Neuroscientists in the Down Syndrome Research Group at the University of Arizona have created a battery of tests that quickly aid in the assessment of the cognitive abilities of persons with Down syndrome.
The tests - a series of computer exercises that are not language dependent - offer clinicians and other researchers a new tool that can help determine both the developmental trajectory of those with Down syndrome and aid in devising drug and behavioral interventions.

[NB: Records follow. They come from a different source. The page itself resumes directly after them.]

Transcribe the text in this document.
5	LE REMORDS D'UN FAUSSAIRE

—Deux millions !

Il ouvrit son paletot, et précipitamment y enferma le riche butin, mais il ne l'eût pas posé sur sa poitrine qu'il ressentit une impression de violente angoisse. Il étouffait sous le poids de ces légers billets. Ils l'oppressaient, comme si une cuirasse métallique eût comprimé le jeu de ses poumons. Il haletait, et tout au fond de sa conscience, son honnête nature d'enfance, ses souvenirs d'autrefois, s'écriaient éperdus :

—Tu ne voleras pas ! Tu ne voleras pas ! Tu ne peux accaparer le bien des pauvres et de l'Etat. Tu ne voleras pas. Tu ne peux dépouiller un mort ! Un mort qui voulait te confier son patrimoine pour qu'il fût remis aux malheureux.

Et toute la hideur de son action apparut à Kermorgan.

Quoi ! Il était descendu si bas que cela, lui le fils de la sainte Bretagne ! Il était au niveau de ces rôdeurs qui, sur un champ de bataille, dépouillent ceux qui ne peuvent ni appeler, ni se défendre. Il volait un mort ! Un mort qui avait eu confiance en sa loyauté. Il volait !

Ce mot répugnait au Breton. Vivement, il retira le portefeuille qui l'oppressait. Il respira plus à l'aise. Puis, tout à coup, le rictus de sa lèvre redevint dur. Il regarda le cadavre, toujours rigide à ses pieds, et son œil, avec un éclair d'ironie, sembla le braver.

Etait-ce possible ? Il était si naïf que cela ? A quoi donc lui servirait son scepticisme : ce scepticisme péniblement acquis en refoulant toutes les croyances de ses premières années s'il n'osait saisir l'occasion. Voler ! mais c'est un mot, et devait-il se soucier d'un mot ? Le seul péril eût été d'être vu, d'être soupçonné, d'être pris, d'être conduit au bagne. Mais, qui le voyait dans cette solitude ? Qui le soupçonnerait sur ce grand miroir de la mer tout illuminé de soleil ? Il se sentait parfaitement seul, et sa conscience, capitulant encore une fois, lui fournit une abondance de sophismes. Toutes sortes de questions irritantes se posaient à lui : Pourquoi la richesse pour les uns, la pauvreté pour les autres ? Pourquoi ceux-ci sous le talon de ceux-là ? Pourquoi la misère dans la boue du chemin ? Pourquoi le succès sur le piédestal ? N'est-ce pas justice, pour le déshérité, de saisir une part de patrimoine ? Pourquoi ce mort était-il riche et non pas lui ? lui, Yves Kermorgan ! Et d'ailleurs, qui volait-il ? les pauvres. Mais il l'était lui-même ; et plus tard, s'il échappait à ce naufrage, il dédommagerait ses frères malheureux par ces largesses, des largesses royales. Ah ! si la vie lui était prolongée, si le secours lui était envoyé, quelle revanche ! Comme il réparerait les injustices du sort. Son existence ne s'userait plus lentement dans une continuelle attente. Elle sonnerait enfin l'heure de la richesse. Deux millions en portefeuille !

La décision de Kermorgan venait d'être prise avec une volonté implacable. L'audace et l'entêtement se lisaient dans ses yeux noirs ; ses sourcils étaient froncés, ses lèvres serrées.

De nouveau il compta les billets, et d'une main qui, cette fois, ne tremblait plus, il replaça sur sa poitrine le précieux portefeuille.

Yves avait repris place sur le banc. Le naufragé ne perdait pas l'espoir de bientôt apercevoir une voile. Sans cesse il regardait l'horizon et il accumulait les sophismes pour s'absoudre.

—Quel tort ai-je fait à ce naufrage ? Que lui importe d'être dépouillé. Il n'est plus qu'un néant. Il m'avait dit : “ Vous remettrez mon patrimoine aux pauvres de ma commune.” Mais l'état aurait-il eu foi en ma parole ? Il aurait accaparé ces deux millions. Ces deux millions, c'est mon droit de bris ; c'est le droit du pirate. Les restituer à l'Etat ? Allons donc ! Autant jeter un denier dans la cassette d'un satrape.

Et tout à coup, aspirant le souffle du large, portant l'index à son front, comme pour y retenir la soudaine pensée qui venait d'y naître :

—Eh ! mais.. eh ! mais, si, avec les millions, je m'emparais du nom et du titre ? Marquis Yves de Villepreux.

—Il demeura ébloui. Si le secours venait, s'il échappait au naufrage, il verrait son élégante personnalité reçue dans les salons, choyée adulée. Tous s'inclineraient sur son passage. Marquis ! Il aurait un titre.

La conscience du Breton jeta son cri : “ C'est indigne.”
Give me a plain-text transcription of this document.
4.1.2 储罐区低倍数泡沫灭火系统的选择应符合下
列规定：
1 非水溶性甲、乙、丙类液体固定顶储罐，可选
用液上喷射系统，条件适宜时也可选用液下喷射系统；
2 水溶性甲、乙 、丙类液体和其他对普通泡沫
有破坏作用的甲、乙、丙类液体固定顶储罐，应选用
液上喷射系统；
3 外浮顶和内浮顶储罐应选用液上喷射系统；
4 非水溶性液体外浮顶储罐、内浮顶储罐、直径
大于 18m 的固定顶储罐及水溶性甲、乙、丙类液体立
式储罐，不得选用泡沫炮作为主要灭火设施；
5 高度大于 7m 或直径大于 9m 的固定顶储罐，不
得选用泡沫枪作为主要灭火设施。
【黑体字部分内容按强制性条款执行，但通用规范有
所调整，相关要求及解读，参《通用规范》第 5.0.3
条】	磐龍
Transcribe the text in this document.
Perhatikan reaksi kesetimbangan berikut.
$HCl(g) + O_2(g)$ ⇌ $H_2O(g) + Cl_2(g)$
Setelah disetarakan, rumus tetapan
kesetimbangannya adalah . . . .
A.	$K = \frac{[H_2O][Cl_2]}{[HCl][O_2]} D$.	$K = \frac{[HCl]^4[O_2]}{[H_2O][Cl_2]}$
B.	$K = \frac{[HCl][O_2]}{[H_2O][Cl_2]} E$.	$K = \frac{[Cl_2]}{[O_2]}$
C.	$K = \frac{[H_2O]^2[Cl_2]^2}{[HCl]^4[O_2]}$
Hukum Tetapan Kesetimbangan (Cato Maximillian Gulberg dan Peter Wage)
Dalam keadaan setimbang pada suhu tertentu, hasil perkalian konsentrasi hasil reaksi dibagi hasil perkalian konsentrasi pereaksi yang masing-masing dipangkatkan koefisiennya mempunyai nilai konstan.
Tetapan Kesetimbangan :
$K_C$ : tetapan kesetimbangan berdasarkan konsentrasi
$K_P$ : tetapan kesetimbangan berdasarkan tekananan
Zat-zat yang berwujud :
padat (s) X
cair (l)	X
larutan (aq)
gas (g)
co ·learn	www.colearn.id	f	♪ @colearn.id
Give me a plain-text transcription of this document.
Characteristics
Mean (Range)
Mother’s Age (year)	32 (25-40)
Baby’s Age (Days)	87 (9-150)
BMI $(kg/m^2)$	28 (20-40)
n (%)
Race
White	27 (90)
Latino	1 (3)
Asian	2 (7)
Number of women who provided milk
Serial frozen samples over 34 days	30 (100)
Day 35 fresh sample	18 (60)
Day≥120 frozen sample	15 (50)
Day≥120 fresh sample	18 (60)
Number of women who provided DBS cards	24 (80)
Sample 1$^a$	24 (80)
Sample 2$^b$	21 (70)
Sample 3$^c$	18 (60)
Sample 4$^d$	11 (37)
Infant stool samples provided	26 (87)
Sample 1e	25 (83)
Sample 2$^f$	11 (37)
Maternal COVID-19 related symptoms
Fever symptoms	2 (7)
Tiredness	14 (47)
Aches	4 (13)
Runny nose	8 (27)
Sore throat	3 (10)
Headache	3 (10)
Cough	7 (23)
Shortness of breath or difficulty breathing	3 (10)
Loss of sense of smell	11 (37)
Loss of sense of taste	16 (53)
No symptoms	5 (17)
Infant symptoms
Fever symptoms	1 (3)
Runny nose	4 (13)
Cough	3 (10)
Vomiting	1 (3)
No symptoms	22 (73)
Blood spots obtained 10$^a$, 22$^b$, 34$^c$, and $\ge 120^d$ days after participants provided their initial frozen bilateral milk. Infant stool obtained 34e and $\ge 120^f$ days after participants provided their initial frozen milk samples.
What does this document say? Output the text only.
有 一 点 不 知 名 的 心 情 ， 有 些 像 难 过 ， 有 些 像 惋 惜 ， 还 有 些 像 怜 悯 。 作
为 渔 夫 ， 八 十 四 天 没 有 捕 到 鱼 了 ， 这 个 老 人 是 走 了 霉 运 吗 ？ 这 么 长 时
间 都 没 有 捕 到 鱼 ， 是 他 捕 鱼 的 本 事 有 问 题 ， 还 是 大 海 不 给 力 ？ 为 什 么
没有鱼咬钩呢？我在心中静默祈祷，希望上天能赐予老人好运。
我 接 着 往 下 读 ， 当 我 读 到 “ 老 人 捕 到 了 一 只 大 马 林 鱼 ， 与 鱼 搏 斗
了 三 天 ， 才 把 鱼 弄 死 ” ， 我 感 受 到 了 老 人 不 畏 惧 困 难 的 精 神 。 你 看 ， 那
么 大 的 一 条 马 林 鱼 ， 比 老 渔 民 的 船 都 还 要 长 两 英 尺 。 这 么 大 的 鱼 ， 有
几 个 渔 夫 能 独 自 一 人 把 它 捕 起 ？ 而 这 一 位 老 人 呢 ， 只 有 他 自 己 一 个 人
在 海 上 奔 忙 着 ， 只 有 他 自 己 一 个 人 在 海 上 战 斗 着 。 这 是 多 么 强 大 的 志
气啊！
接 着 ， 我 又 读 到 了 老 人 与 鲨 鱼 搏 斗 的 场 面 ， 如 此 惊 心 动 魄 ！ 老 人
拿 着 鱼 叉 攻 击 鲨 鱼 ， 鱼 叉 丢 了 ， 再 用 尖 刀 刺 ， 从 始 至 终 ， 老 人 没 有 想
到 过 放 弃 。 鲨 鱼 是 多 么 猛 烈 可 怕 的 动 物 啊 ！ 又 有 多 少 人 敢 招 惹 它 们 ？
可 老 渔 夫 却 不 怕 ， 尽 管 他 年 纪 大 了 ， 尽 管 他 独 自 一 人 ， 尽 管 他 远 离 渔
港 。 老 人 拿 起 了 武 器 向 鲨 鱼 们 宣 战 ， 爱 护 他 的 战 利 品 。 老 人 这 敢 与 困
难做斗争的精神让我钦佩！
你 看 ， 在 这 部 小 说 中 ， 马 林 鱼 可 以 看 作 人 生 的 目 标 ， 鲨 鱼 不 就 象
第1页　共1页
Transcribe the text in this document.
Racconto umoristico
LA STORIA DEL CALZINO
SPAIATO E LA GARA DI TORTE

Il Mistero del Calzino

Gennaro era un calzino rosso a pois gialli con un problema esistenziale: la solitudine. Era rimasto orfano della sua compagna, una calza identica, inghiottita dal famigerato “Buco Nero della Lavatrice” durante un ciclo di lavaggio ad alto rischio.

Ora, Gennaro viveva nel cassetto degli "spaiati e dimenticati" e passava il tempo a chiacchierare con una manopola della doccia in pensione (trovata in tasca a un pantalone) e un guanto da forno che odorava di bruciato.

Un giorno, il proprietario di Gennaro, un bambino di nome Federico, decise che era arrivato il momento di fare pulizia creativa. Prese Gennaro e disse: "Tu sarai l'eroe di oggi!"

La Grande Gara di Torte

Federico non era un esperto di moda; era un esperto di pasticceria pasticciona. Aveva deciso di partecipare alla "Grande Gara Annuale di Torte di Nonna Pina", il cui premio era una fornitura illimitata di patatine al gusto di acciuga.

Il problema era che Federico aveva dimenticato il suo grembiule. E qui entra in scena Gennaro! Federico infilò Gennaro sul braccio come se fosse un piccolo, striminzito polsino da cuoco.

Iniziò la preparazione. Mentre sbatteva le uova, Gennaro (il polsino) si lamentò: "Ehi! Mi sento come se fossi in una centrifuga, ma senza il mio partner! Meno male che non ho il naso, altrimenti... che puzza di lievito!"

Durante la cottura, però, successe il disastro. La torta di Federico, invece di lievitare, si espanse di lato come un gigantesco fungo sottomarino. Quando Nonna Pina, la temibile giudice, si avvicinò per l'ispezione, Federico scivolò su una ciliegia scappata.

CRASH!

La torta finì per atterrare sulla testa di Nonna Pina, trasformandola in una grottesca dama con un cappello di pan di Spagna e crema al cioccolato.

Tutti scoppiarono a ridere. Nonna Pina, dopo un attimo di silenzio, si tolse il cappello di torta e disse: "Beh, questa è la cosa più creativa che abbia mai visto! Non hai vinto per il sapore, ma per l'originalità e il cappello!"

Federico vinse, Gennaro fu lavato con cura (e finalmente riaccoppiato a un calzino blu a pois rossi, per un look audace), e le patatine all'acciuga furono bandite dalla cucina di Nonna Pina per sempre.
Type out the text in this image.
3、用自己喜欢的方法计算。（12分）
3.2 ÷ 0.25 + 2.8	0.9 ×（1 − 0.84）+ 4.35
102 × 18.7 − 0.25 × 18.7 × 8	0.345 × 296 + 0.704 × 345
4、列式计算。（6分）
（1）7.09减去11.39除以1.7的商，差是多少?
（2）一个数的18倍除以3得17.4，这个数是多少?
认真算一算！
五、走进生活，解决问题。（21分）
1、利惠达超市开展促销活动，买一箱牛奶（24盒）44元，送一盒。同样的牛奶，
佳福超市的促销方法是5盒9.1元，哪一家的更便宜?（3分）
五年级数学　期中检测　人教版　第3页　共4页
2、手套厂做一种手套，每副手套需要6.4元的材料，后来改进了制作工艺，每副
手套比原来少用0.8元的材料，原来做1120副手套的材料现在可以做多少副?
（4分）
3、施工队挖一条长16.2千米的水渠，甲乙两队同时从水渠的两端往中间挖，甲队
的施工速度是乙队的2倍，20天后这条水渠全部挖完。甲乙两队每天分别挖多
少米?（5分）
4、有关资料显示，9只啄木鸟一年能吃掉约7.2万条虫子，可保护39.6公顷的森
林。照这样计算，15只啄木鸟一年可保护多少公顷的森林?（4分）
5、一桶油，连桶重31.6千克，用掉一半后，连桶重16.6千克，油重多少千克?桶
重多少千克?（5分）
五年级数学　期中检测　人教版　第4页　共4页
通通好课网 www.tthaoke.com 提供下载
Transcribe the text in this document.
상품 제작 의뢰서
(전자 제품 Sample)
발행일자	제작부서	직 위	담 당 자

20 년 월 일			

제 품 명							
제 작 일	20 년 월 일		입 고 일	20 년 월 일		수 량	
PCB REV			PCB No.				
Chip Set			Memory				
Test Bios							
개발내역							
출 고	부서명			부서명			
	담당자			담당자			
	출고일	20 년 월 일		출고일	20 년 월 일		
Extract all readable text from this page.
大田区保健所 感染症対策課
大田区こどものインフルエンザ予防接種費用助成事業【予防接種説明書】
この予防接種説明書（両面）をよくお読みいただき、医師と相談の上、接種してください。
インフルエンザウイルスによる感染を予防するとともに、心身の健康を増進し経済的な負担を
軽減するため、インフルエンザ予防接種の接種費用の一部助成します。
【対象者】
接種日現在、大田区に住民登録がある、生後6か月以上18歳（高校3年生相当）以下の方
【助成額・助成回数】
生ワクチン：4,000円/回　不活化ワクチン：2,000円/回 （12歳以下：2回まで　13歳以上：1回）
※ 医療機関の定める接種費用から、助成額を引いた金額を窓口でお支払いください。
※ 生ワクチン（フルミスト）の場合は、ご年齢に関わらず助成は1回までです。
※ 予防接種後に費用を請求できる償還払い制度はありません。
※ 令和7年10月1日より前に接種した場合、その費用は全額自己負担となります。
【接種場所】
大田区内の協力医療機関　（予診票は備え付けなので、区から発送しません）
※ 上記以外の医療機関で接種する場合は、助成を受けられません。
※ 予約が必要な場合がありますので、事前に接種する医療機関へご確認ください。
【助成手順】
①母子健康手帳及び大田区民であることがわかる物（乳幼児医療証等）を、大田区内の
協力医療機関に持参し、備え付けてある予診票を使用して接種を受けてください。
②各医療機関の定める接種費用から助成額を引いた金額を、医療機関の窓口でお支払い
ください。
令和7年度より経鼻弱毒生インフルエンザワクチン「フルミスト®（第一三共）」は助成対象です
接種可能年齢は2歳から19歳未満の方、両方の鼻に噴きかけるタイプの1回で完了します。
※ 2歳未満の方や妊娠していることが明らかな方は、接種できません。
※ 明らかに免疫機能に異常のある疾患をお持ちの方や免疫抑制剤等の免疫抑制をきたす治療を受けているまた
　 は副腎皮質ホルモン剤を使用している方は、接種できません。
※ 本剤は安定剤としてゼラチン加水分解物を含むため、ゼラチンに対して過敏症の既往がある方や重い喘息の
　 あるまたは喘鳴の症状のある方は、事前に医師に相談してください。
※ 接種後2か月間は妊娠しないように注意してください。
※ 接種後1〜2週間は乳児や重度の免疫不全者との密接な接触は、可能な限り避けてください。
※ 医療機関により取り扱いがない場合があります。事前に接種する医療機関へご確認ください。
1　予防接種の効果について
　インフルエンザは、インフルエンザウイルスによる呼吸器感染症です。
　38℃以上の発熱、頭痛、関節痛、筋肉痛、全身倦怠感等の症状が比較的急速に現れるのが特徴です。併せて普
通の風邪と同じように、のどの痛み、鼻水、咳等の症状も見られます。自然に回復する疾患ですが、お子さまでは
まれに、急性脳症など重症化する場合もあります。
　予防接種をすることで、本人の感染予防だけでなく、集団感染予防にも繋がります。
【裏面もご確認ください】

The study, "Development and validation of the Arizona Cognitive Test Battery for Down syndrome," is published in the Journal of Neurodevelopmental Disorders.
Down syndrome is a genetic disorder caused by the presence of an extra 21st chromosome. It occurs once in approximately 800 to 1,000 live births and those with it often have mild to severe developmental disabilities as well as health issues that include heart defects and the early onset of Alzheimer's dementia.
New research also suggests connections between chromosome 21 and other genes point to some of these problems.
Down syndrome primarily affects three major parts of the brain: the prefrontal cortex, hippocampus and cerebellum.
Lynn Nadel, a Regents' Professor in psychology who leads a research group said that the battery is a set of computer-based tests that was designed primarily for adolescents. Different kinds of tests - memory tests, motor tests, attention tests - are targeted toward particular brain regions that are at risk with Down syndrome. The tests are meant to be portable so they can be done on a computer and are as free of language as possible.